Сейчас море не кажется синим, вообще, оно редко предстает перед нами таким. В этих широтах оно обычно блестит серо-стальными переливами, или багровеет, словно кровоподтек, а после шторма обретает землистый оттенок. Но вот синим бывает редко, очень редко.
Черная птица на скале расправила крылья, энергично потрясла ими и, застыв на несколько обманчиво долгих секунд как распятая, аккуратно сложила.

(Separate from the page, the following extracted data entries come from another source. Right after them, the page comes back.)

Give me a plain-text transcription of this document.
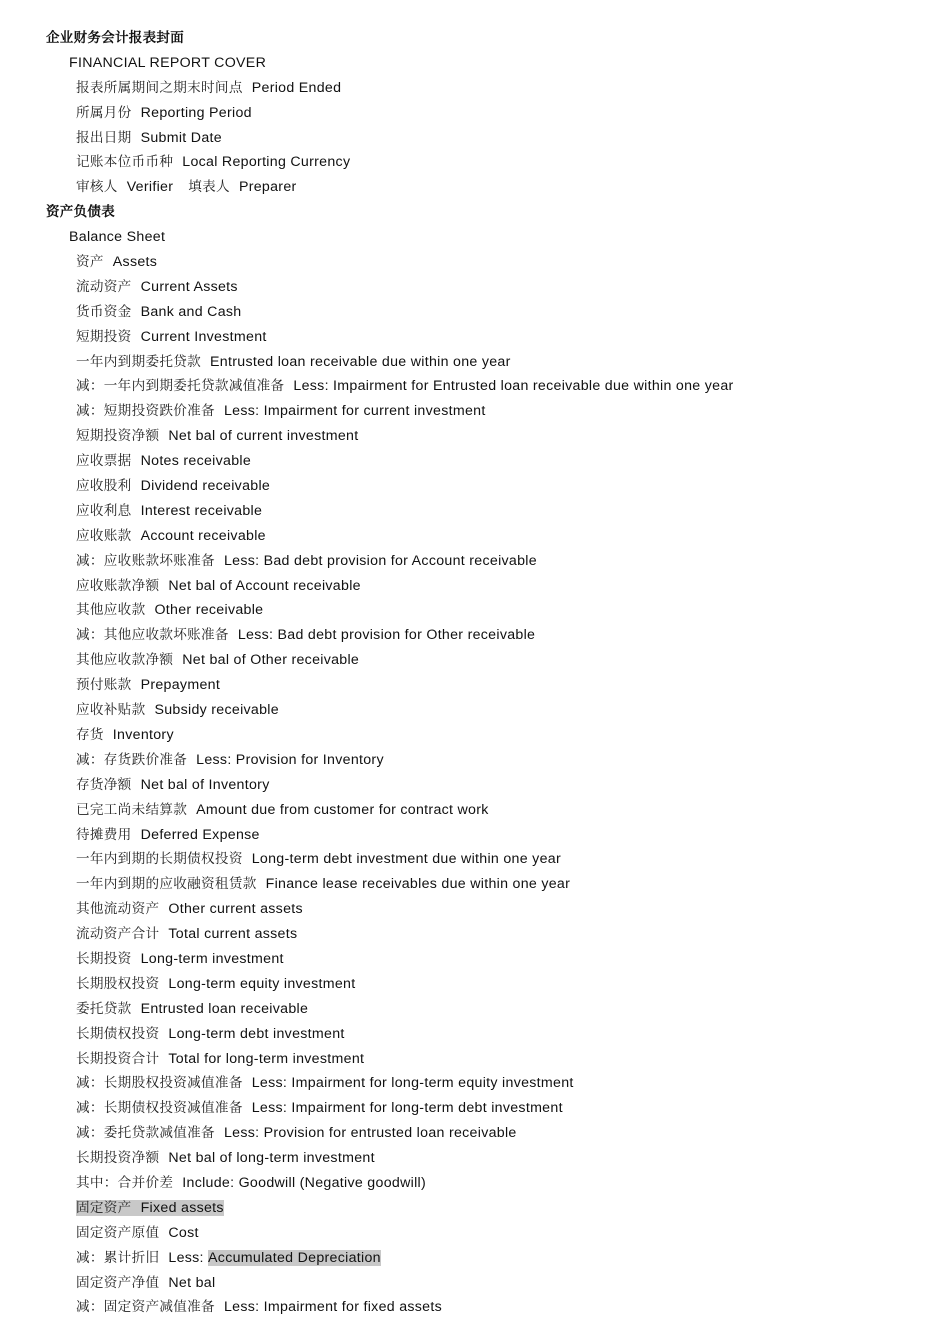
企业财务会计报表封面
FINANCIAL REPORT COVER
报表所属期间之期末时间点 Period Ended
所属月份 Reporting Period
报出日期 Submit Date
记账本位币币种 Local Reporting Currency
审核人 Verifier 填表人 Preparer
资产负债表
Balance Sheet
资产 Assets
流动资产 Current Assets
货币资金 Bank and Cash
短期投资 Current Investment
一年内到期委托贷款 Entrusted loan receivable due within one year
减：一年内到期委托贷款减值准备 Less: Impairment for Entrusted loan receivable due within one year
减：短期投资跌价准备 Less: Impairment for current investment
短期投资净额 Net bal of current investment
应收票据 Notes receivable
应收股利 Dividend receivable
应收利息 Interest receivable
应收账款 Account receivable
减：应收账款坏账准备 Less: Bad debt provision for Account receivable
应收账款净额 Net bal of Account receivable
其他应收款 Other receivable
减：其他应收款坏账准备 Less: Bad debt provision for Other receivable
其他应收款净额 Net bal of Other receivable
预付账款 Prepayment
应收补贴款 Subsidy receivable
存货 Inventory
减：存货跌价准备 Less: Provision for Inventory
存货净额 Net bal of Inventory
已完工尚未结算款 Amount due from customer for contract work
待摊费用 Deferred Expense
一年内到期的长期债权投资 Long-term debt investment due within one year
一年内到期的应收融资租赁款 Finance lease receivables due within one year
其他流动资产 Other current assets
流动资产合计 Total current assets
长期投资 Long-term investment
长期股权投资 Long-term equity investment
委托贷款 Entrusted loan receivable
长期债权投资 Long-term debt investment
长期投资合计 Total for long-term investment
减：长期股权投资减值准备 Less: Impairment for long-term equity investment
减：长期债权投资减值准备 Less: Impairment for long-term debt investment
减：委托贷款减值准备 Less: Provision for entrusted loan receivable
长期投资净额 Net bal of long-term investment
其中：合并价差 Include: Goodwill (Negative goodwill)
固定资产 Fixed assets
固定资产原值 Cost
减：累计折旧 Less: Accumulated Depreciation
固定资产净值 Net bal
减：固定资产减值准备 Less: Impairment for fixed assets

В юности я не боялся моря и любил побережье. Расслабляясь здесь, на этой узкой ничейной полосе, вклинившейся между водой и небом, я каждый миг уходящего вместе с солнцем дня чувствовал великое очарование жизни. Какая-нибудь девица в дешевых черных очках и обтягивающем купальнике казалась ослепительной наядой. Куча рыхлого песка у самой воды служила трамплином, и, разбегаясь, я демонстрировал здесь недостижимую в моем неуклюжем мальчишеском мире грацию. Наконец, само море, стремящееся достичь далекого низкого горизонта, словно символ бесконечных возможностей, — нет, тогда я не боялся его. Мальчиком неплохо плавал, правда, собственным неуклюжим способом, взметая фонтаны брызг и отчаянно колотя по воде. Особенно мне нравилось нырять, нравился момент инстинктивного почти-ужаса в момент погружения, нравилось наблюдать неясное зеленоватое свечение, чувствовать, как обволакивает тишина, отдаваться подводным течениям. Моего отца тоже привлекало все, связанное с морем. Он не умел плавать, никогда не выходил в океан, но его тянуло на побережье. Закатывал брюки, как и другие отцы, шлепал по мелководью, но держась в стороне от остальных, предпочитая оставаться с самим собой. Эту сцену память сохранила яркой и красочной, как открытка: вот он, в безрукавке, обвязав голову платком, неторопливо бредет по линии прибоя, а на пляже, на расстеленном полотенце, сидит мать, вытянув голые ноги, при виде которых я чувствую неловкость, и с увлечением читает дешевый роман. Позже, когда солнце теряло свою яркость, опускались сумерки, мы собирали вещи и отправлялись к станции. Отец хранил молчание, и даже мать не осмеливалась нарушить его. Казалось, он побывал в неведомых краях и видел нечто невероятное.